This year’s National Prayer Breakfast will occur tomorrow, Thursday, February 4, 2010 in Washington, DC. Every year it draws invited members of Congress, the Administration, influential business and religious leaders. It is billed as an ecumenical gathering that reaches out to a wide variety of faith traditions. As AlterNet found out when it requested media access, the event is private, by invitation only and excludes Muslims, Jews and, presumably, anyone else whose views differ from those of the sponsors.
This pointedly narrow-minded Christian gathering is closed to most religious faiths and denominations in the United States. Accompanying the breakfast is a week-long lobbying festival on Capitol Hill, during which Family members pointedly push their agenda as the only acceptable American positions and policies. Thus, it appears to me that, whenever members of Congress or the Administration attend the breakfast they are sending a silent message that the Separation of Church and State doctrine is empty and meaningless.

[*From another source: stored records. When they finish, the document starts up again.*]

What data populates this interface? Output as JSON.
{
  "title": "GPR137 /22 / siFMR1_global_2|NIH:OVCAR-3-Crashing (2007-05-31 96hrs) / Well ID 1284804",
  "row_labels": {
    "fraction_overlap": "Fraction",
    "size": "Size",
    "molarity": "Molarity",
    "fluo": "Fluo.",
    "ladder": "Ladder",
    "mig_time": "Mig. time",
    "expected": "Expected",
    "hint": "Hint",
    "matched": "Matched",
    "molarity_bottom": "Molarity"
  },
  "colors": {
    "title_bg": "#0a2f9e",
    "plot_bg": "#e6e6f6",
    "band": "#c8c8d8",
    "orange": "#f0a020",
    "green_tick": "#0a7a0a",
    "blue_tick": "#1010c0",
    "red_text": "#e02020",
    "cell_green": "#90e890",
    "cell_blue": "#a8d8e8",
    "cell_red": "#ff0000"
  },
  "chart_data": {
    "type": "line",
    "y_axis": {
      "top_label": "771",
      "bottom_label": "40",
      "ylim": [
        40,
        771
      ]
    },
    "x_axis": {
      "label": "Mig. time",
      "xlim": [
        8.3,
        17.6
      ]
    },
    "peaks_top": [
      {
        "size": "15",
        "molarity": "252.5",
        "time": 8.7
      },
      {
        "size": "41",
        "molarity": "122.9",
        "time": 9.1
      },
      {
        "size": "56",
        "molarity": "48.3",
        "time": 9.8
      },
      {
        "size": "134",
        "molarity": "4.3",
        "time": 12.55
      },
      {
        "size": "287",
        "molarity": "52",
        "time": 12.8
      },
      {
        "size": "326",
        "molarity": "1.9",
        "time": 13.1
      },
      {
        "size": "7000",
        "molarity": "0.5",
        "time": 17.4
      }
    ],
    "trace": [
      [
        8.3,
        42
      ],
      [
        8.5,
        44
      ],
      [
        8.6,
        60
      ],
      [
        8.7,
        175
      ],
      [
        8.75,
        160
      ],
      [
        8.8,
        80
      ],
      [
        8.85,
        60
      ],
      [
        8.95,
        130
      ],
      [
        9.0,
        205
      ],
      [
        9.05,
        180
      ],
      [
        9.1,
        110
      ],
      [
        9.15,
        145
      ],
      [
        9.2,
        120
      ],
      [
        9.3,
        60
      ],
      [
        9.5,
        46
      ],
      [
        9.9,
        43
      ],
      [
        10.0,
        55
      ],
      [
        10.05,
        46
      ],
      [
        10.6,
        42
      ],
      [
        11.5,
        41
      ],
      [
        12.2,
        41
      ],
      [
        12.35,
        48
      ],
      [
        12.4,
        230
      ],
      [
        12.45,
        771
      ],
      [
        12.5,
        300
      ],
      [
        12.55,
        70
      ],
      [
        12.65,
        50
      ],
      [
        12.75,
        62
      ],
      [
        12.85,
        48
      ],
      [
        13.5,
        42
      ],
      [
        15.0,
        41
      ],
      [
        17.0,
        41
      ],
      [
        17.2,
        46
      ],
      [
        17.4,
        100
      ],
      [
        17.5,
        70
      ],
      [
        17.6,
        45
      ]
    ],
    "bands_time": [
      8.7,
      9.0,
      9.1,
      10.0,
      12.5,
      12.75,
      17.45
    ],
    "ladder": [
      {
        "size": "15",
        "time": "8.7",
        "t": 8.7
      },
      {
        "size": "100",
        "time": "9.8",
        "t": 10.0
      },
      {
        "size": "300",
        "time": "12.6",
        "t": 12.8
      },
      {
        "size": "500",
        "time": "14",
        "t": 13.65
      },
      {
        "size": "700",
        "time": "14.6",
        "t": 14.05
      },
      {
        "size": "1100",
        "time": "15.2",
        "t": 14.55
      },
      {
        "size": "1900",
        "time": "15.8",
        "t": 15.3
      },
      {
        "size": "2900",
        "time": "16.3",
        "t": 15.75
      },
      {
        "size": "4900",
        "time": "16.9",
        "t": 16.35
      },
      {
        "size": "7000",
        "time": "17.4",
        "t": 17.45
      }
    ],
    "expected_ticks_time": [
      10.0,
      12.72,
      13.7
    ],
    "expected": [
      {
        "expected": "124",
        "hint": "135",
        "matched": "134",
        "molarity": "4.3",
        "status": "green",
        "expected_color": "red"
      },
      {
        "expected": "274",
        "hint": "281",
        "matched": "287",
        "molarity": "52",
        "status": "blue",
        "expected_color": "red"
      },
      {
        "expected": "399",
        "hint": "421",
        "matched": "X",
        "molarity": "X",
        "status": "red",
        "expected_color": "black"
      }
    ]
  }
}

President Eisenhower attended for the first time in 1953, and the sitting president has attended every year since. In keeping with that tradition, President Obama is planning on attending. There are compelling reasons why he should skip the breakfast, thereby breaking the 57 year long tradition. Then he would be wise to use his absence to more forcefully speak out against the pending Ugandan law criminalizing homosexuality and the advocacy of gay rights. This law provides for imposition of the death penalty for some “offenses.” Reportedly this law was written, and promoted in the Ugandan Parliament by legislators who are affiliated with, if not actual members of, The Family.
I also must question the ethical propriety of any Administration or Congressional member to openly attend this private event. The organizers, usually known as The Family is hugely secretive, particularly when it comes to revealing the names of members, or any details about its finances. Also, in a statement released earlier this week, Citizens for Responsibility and Ethics in Washington (CREW) noted that the organization’s head, Doug Coe, has praised the organizing abilities of Hitler and Bin Ladin.
Given that The Family obviously does not believe in freedom of speech, of association, of the press, or of religion, is it ethical for those who swore to “preserve, protect and defend the Constitution of the United States” before taking office to attend anyway? Is it appropriate for Administration and Congressional officials to attend an event overseen by one who praises an avowed enemy of the United States?